Jacques Dupin, Alberto Giacometti, Farrago, Tours, 1999, p. 59-60.
« Nous marchons dans la rue les yeux fermés. Nous ne voyons
qu’à travers le prisme déformant des habitudes contractées,
d’un savoir aveuglant : ces passants, nous les voyons comme nous
savons qu’ils sont. Si je mets en doute ce savoir, si je purifie mon regard
de tous les correctifs mentaux qui l’engourdissent et l’aliènent,
tout change. Ces mêmes passants surgissent par une large ouverture
latérale ; l’espace immense qui les tient captifs les
fait paraître petits, minces, grignotés par le vide, presque indifférenciés
et surtout allongés, étirés par l’accentuation de
leur verticalité. L’œil ne distingue pas, ne distingue pas
d’abord, le garçon boucher de l’employé de bureau.

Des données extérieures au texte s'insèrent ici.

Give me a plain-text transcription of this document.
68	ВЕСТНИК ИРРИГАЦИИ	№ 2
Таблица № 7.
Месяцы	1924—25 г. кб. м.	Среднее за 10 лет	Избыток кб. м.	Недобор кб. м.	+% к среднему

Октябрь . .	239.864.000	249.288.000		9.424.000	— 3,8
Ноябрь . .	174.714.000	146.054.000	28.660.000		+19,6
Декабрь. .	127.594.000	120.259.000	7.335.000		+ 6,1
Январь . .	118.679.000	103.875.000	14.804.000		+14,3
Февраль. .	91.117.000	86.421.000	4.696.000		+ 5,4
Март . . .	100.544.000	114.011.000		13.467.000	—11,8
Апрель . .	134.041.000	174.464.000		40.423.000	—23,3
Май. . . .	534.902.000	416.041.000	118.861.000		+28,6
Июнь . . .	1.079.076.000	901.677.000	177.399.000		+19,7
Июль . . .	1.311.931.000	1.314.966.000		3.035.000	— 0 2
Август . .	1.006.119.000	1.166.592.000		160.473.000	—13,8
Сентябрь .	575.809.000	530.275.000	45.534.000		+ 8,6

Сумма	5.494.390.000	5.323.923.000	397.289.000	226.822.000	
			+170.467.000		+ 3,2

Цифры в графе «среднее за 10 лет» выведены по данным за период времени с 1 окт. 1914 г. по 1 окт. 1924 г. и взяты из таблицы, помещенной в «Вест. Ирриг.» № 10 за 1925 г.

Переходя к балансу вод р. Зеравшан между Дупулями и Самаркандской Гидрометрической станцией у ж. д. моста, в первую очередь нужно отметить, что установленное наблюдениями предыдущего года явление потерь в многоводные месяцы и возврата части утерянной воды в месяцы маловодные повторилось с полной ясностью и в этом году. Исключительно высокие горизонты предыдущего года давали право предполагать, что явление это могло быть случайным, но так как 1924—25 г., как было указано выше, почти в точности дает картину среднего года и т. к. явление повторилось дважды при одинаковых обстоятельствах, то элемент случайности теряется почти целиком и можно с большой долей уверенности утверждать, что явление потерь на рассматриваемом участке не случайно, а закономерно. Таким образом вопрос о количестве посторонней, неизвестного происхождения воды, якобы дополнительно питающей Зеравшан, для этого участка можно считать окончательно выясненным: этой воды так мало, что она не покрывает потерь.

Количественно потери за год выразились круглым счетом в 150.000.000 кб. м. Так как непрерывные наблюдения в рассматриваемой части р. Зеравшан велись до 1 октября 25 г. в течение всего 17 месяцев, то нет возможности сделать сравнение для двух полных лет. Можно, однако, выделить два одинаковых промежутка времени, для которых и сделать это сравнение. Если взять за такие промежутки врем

Sa perception spatiale ne retient presque rien de leurs caractères particuliers,
exceptés les signes de leur mouvement : celui-ci marche, celui-là se
penche vers le sol, cet autre tend le bras. C’est ainsi que l’œil
réellement voit et c’est ainsi que Giacometti représente
les êtres et les choses : à leur distance, dans leur espace,
donc en figurant cet espace, en incorporant à ses personnages la distance
qui les sépare de lui. […] Il s’est ainsi porté aux
antipodes de ce qu’enseignent l’Académie, l’anatomie
et la tradition classique qui font abstraction de la distance du sujet et exigent
qu’on respecte la réalité telle qu’elle est et non
telle qu’elle apparaît. »
Alberto Giacometti, « Entretien avec David Sylvester » (1964),
in Écrits, Hermann, 1990, p. 287, 289.
« Quand Rodin faisait ses bustes, il prenait les mesures encore. Il
ne faisait pas une tête telle que lui la voyait, dans l’espace, par
exemple à une certaine distance, comme si je vous regarde, moi étant
ici, et vous là. Il voulait faire au fond le parallèle en terre,
l’équivalent exact de ce volume dans l’espace. Donc, au fond,
ce n’est pas une vision, c’est un concept […] Quand je
suis au café, je regarde les gens passer sur le trottoir d’en face,
je les vois très petits, comme des toutes petites figurines, ce que je
trouve merveilleux. Mais il m’est impossible de m’imaginer qu’elles
sont grandeur nature. Elles ne deviennent que des apparences à cette distance.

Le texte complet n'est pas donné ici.